例えば、ある病気かどうかを診断する仕分け機を作るとします。この時、病気の人のデータと健康な人のデータの数が大きく異なることが考えられます。このような場合、全体の正答率だけを見ると、数の多い方の種類のデータの仕分けの正確さに引っ張られて、数の少ない方の種類のデータの仕分けの正確さが低くても、全体としては高い正答率が出てしまうことがあります。「マイクロF1値」は、それぞれの種類のデータについて、正しく仕分けできた数、間違って仕分けした数などを全体で合計して計算されるので、データの数の偏りに影響されにくく、より信頼できる物差しとなります。

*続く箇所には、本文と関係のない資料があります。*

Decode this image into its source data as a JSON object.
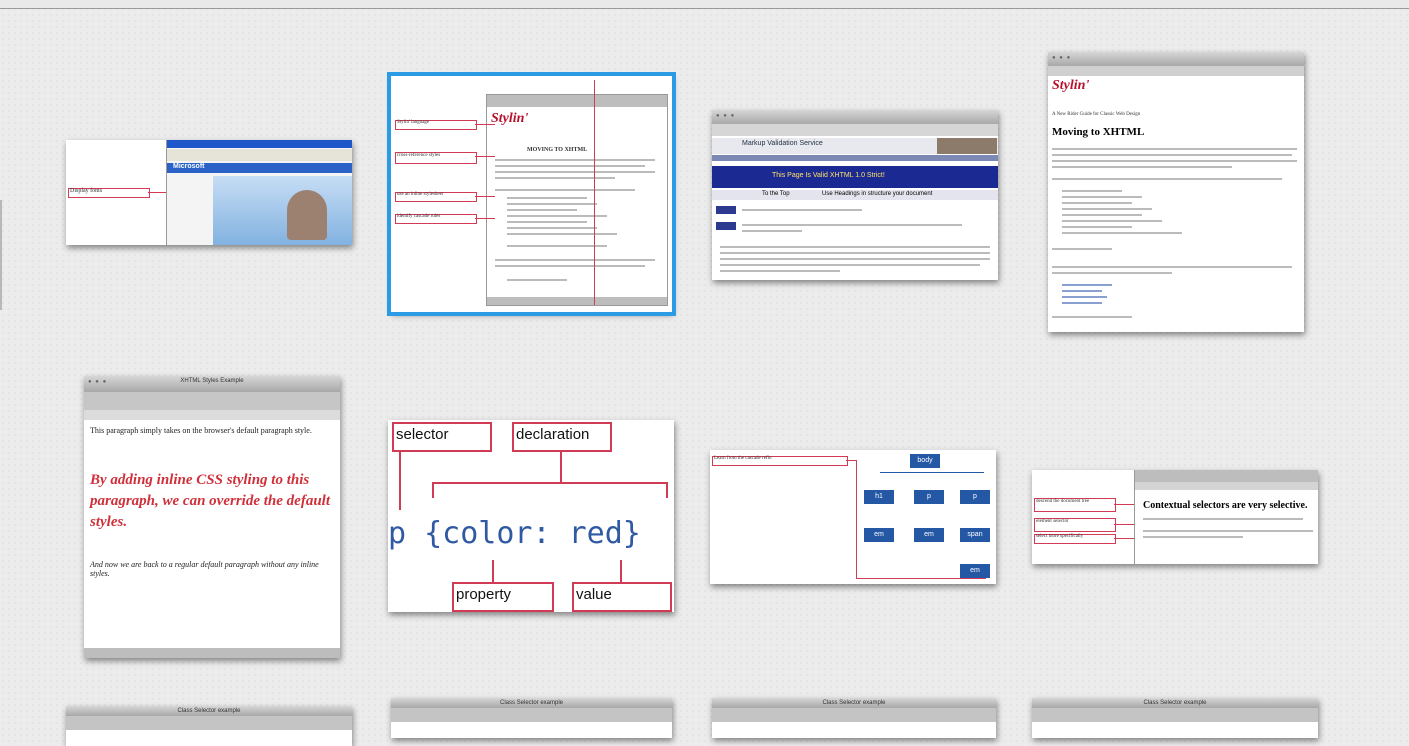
{
  "slides": [
    {
      "id": 1,
      "caption": "Display fonts",
      "banner": "Microsoft"
    },
    {
      "id": 2,
      "header": "Stylin'",
      "heading": "MOVING TO XHTML",
      "labels": [
        "Stylin' language",
        "cross-reference styles",
        "use an inline stylesheet",
        "identify cascade rules"
      ]
    },
    {
      "id": 3,
      "title": "Markup Validation Service",
      "banner": "This Page Is Valid XHTML 1.0 Strict!",
      "btn1": "To the Top",
      "btn2": "Use Headings in structure your document"
    },
    {
      "id": 4,
      "header": "Stylin'",
      "sub": "A New Rider Guide for Classic Web Design",
      "heading": "Moving to XHTML"
    },
    {
      "id": 5,
      "window_title": "XHTML Styles Example",
      "para1": "This paragraph simply takes on the browser's default paragraph style.",
      "para_styled": "By adding inline CSS styling to this paragraph, we can override the default styles.",
      "para2": "And now we are back to a regular default paragraph without any inline styles."
    },
    {
      "id": 6,
      "selector_label": "selector",
      "declaration_label": "declaration",
      "property_label": "property",
      "value_label": "value",
      "code": "p {color: red}"
    },
    {
      "id": 7,
      "note": "Learn from the cascade reflo",
      "nodes": [
        "body",
        "h1",
        "p",
        "p",
        "em",
        "em",
        "span",
        "em"
      ]
    },
    {
      "id": 8,
      "heading": "Contextual selectors are very selective.",
      "notes": [
        "descend the document tree",
        "element selector",
        "select more specifically"
      ]
    },
    {
      "id": 9,
      "window_title": "Class Selector example"
    },
    {
      "id": 10,
      "window_title": "Class Selector example"
    },
    {
      "id": 11,
      "window_title": "Class Selector example"
    },
    {
      "id": 12,
      "window_title": "Class Selector example"
    }
  ]
}
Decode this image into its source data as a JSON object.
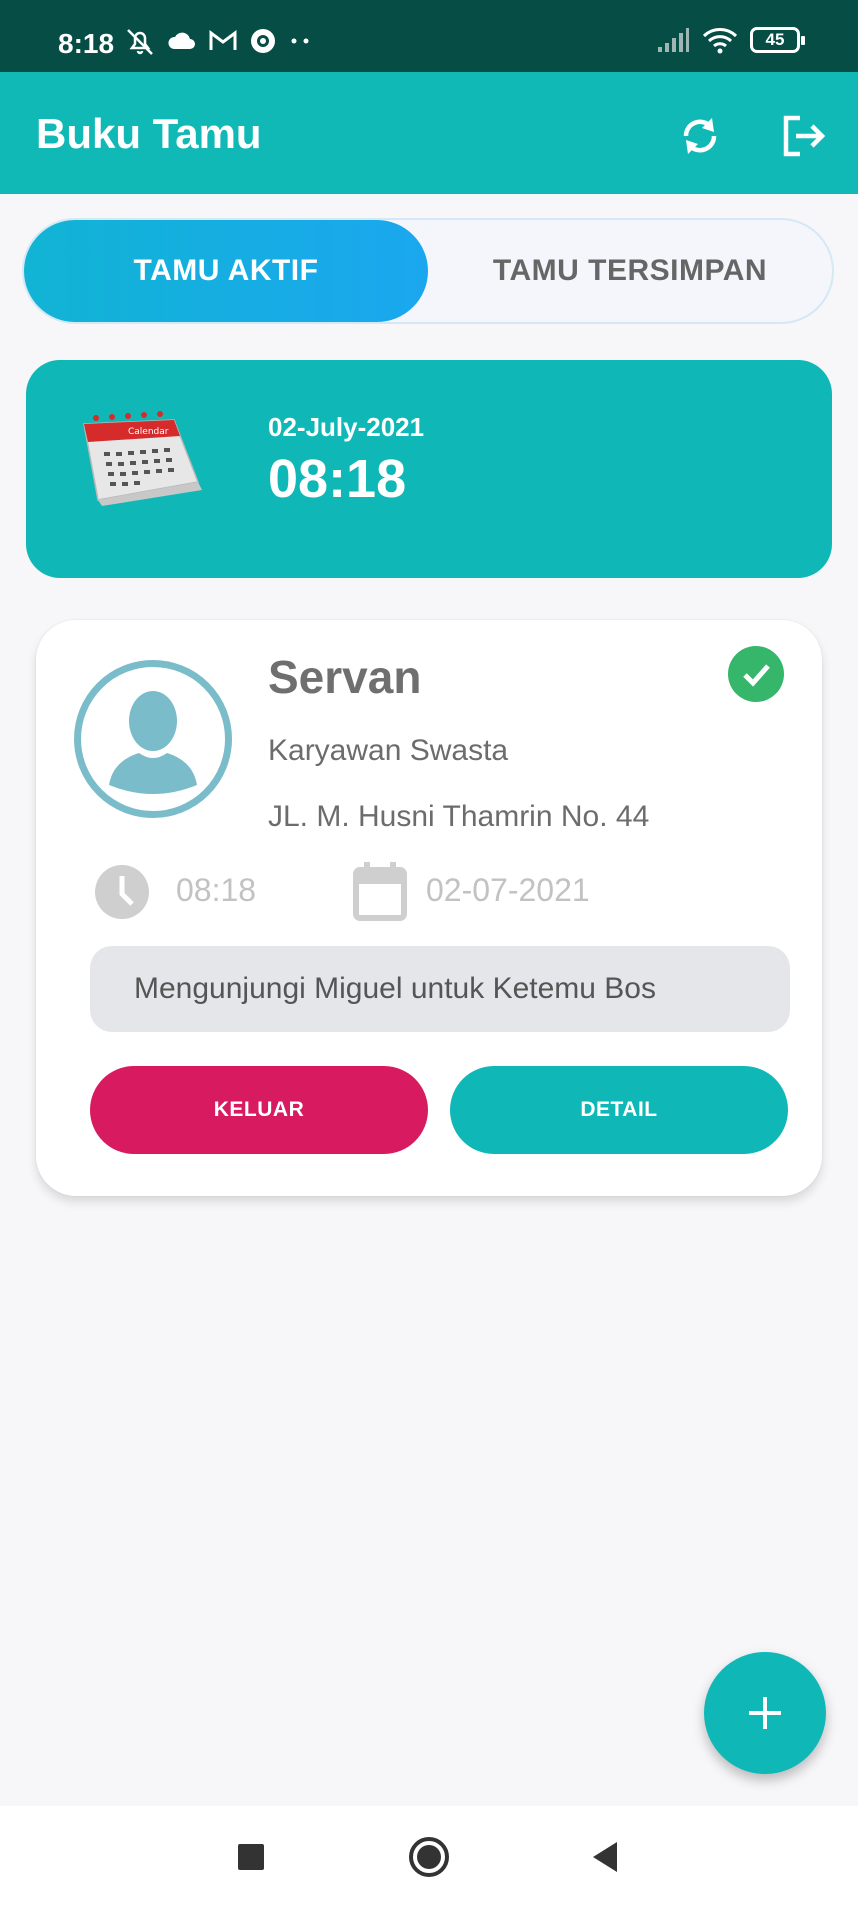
{
  "status_bar": {
    "time": "8:18",
    "battery": "45",
    "icons": [
      "bell-off-icon",
      "cloud-icon",
      "gmail-icon",
      "location-icon",
      "more-dots-icon",
      "signal-icon",
      "wifi-icon",
      "battery-icon"
    ]
  },
  "app_bar": {
    "title": "Buku Tamu",
    "actions": [
      "refresh-icon",
      "logout-icon"
    ]
  },
  "tabs": [
    {
      "label": "TAMU AKTIF",
      "active": true
    },
    {
      "label": "TAMU TERSIMPAN",
      "active": false
    }
  ],
  "date_card": {
    "date": "02-July-2021",
    "time": "08:18",
    "calendar_label": "Calendar"
  },
  "guest": {
    "name": "Servan",
    "occupation": "Karyawan Swasta",
    "address": "JL. M. Husni Thamrin No. 44",
    "time": "08:18",
    "date": "02-07-2021",
    "purpose": "Mengunjungi Miguel untuk Ketemu Bos",
    "status_icon": "check-circle-icon",
    "buttons": {
      "exit": "KELUAR",
      "detail": "DETAIL"
    }
  },
  "colors": {
    "primary": "#11b9b6",
    "status_bar": "#054d45",
    "danger": "#d81b60",
    "success": "#35b66a"
  },
  "nav_bar": [
    "recent-apps-icon",
    "home-icon",
    "back-icon"
  ]
}
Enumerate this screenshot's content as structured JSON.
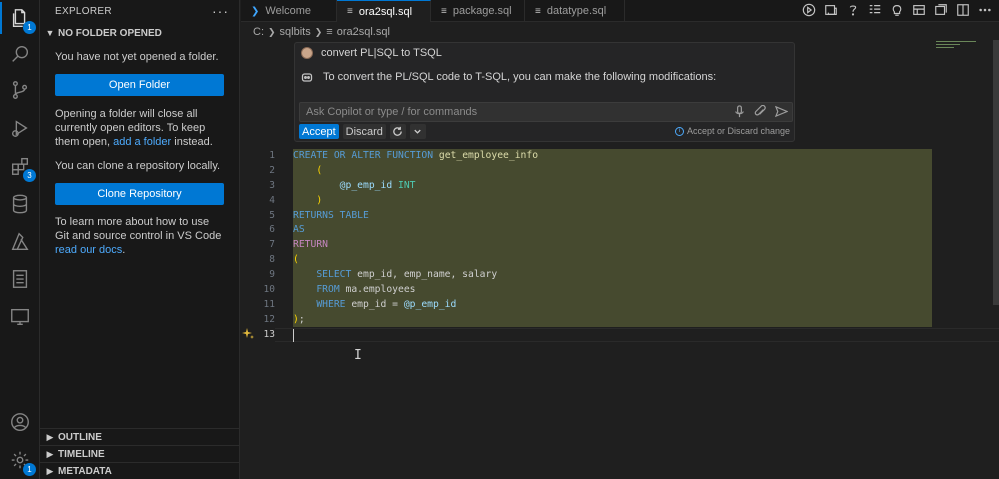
{
  "activity_bar": {
    "explorer_badge": "1",
    "extensions_badge": "3",
    "settings_badge": "1"
  },
  "sidebar": {
    "header": "EXPLORER",
    "more": "···",
    "section_title": "NO FOLDER OPENED",
    "msg1": "You have not yet opened a folder.",
    "open_folder_btn": "Open Folder",
    "msg2_a": "Opening a folder will close all currently open editors. To keep them open, ",
    "msg2_link": "add a folder",
    "msg2_b": " instead.",
    "msg3": "You can clone a repository locally.",
    "clone_btn": "Clone Repository",
    "msg4_a": "To learn more about how to use Git and source control in VS Code ",
    "msg4_link": "read our docs",
    "msg4_b": ".",
    "bottom_sections": [
      "OUTLINE",
      "TIMELINE",
      "METADATA"
    ]
  },
  "tabs": [
    {
      "label": "Welcome",
      "active": false,
      "dirty": false
    },
    {
      "label": "ora2sql.sql",
      "active": true,
      "dirty": true
    },
    {
      "label": "package.sql",
      "active": false,
      "dirty": true
    },
    {
      "label": "datatype.sql",
      "active": false,
      "dirty": true
    }
  ],
  "breadcrumb": [
    "C:",
    "sqlbits",
    "ora2sql.sql"
  ],
  "copilot": {
    "prompt": "convert PL|SQL to TSQL",
    "response": "To convert the PL/SQL code to T-SQL, you can make the following modifications:",
    "input_placeholder": "Ask Copilot or type / for commands",
    "accept_label": "Accept",
    "discard_label": "Discard",
    "hint": "Accept or Discard change"
  },
  "editor": {
    "line_numbers": [
      "1",
      "2",
      "3",
      "4",
      "5",
      "6",
      "7",
      "8",
      "9",
      "10",
      "11",
      "12",
      "13"
    ],
    "code_lines": [
      "CREATE OR ALTER FUNCTION get_employee_info",
      "    (",
      "        @p_emp_id INT",
      "    )",
      "RETURNS TABLE",
      "AS",
      "RETURN",
      "(",
      "    SELECT emp_id, emp_name, salary",
      "    FROM ma.employees",
      "    WHERE emp_id = @p_emp_id",
      ");",
      ""
    ]
  },
  "colors": {
    "accent": "#0078d4",
    "diff_highlight": "#4d5232",
    "keyword": "#569cd6"
  }
}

言い換えると、「マイクロF1値」は、それぞれのデータの種類にとらわれず、全体的な仕分けの正確さを測ることに重きを置いています。例えば、りんご、みかん、いちごを仕分ける仕分け機を作ったとします。りんごの数が非常に多く、みかんといちごの数が少ないとします。全体の正答率は、りんごの仕分けの正確さに大きく影響されます。しかし、「マイクロF1値」は、りんご、みかん、いちご、それぞれの仕分けの正確さを均等に評価します。つまり、たとえりんごの仕分けの正確さが高くても、みかんといちごの仕分けの正確さが低い場合、「マイクロF1値」は低い値を示すのです。このように、「マイクロF1値」は、データの偏りに左右されずに、仕分け機の真の実力を測るための、信頼できる物差しと言えるでしょう。